Trial Will Test Radioactive Implants, Restricted Surgery For Lung Cancer
April 11, 2006 – A newly opened clinical trial will evaluate the use of radioactive implants combined with surgical removal of small sections of lung to treat stage I lung cancer. The first patients are now being enrolled at Washington University School of Medicine in St. Louis, and the trial will soon be opened at centers nationwide.
For lung cancer patients who can tolerate it, lobectomy or removal of an entire lobe of lung containing a cancerous tumor is the preferred treatment. But some patients – those with poor lung function, heart disease or other conditions that raise the potential for surgical complications – can be at a high risk from a lobectomy.

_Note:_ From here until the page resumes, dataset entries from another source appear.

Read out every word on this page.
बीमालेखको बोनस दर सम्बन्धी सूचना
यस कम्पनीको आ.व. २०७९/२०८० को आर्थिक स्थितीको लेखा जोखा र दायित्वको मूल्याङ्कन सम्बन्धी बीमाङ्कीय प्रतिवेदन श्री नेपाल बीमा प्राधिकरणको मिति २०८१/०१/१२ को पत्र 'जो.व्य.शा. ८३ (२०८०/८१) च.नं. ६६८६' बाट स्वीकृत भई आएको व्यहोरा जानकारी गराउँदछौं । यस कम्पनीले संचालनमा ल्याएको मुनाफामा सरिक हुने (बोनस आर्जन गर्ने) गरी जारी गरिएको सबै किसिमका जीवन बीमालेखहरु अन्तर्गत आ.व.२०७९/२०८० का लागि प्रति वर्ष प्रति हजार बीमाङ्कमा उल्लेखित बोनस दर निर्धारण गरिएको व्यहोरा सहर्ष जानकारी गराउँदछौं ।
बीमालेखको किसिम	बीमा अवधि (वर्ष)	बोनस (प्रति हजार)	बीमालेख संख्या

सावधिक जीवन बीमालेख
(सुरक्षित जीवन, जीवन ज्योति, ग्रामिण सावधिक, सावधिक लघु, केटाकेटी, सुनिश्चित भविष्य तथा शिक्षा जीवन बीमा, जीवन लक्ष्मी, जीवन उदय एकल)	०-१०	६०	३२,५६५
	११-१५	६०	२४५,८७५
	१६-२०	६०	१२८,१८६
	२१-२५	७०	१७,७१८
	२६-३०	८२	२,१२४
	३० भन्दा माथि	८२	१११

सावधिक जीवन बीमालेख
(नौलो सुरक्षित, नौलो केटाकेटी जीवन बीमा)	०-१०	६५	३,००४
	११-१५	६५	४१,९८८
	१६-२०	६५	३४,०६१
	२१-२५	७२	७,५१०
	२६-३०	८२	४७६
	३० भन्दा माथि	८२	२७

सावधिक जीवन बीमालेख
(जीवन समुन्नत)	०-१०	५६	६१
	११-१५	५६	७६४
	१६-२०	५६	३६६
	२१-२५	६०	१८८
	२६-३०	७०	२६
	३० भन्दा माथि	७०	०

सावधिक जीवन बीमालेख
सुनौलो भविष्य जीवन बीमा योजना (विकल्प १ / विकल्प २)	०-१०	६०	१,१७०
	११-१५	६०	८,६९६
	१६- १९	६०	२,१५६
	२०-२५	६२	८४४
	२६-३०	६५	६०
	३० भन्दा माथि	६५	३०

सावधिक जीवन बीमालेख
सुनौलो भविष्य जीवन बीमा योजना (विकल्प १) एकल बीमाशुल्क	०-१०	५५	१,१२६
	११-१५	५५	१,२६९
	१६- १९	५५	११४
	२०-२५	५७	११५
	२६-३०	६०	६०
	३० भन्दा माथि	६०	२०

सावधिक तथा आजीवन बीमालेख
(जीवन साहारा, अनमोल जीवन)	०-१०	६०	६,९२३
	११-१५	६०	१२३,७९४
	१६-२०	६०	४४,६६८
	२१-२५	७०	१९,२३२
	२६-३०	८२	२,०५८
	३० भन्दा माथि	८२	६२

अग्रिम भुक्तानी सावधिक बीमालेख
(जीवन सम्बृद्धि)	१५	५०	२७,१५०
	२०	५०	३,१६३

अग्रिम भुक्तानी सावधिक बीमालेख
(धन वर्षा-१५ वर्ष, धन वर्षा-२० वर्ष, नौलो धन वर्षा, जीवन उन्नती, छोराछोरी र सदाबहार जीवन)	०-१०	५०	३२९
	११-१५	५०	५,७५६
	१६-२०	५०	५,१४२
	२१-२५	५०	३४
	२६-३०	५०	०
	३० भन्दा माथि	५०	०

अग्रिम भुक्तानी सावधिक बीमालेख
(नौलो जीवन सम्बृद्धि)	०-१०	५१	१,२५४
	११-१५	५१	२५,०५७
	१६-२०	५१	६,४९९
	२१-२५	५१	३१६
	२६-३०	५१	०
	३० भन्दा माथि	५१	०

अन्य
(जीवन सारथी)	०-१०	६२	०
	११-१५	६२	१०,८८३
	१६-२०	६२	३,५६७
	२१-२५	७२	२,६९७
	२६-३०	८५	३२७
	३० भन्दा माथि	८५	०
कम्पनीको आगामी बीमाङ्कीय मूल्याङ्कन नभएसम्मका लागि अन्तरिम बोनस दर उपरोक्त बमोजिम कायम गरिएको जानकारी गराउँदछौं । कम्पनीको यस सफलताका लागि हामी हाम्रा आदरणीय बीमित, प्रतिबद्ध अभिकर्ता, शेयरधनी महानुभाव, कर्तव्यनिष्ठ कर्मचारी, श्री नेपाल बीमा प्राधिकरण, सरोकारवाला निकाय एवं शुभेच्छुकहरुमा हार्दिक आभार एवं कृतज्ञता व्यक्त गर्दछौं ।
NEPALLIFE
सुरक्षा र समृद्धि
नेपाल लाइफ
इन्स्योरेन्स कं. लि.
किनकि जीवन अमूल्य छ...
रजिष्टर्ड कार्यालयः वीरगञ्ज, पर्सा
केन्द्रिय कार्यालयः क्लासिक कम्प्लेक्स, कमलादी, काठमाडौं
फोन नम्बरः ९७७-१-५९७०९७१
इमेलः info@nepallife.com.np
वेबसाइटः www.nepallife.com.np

Stage I lung cancer patients whose doctors have declared they are not good candidates for a lobectomy may be candidates for the new clinical trial. Patients in the trial will receive a more limited surgery in which only a section or wedge of lung surrounding the tumor is removed to reduce the amount of postsurgical complications.
"In this trial, we'll remove half of a lobe or less," says Bryan Meyers, MD, associate professor of surgery who treats patients at Barnes-Jewish Hospital and the Siteman Cancer Center. "The less lung we take, the more lung function we leave behind, so patients will be better able to handle the surgery. Without this option, we would be able to treat the high-risk patients only with radiation and chemotherapy, and these treatments aren't as successful as actually removing the cancer."
Some investigations have suggested that limiting the amount of lung tissue removed to a small section can increase the possibility of cancer recurring near its original site. To overcome this potential drawback, a few recent studies have examined the use of either external beam or implanted radiation therapy to reduce local recurrence and have seen some success.
"There are encouraging studies that have analyzed retrospective data and shown an advantage to including radiation therapy after removal of part of a lobe, but it's difficult to avoid statistical bias with a retrospective approach," Meyers says. "Our study is designed to eliminate bias in the selection of patients to see if a randomized approach can confirm earlier results."
The trial will use radioactive implants, or brachytherapy, instead of external beam radiation to irradiate the area surrounding the tumor site in randomly selected patients to determine whether brachytherapy decreases the rate of cancer recurrence.
"The implants are tiny seeds of radioactive iodine embedded in surgical thread, which we place along the cut and stapled edges of the lung," Meyers says. "By placing this radioactive source at the site of the resection, we are able to effectively increase the radiation dose in the area where the tumor is most likely to recur."
Brachytherapy also has the advantage of avoiding the "innocent bystander" effect associated with external beam radiation, which can cause damage to surrounding tissue potentially leading to lung dysfunction. In addition, external beam radiation must be given in 20 to 30 small daily doses, and it can be difficult for patients to maintain this schedule. Brachytherapy placed in the lung at the time of surgery eliminates these problems.
Most patients in this clinical study will be enrolled by their physicians, but more information about the trial can be obtained by calling 314-362-8598.
Funding from the National Institutes of Health and the American College of Surgeons will support this research.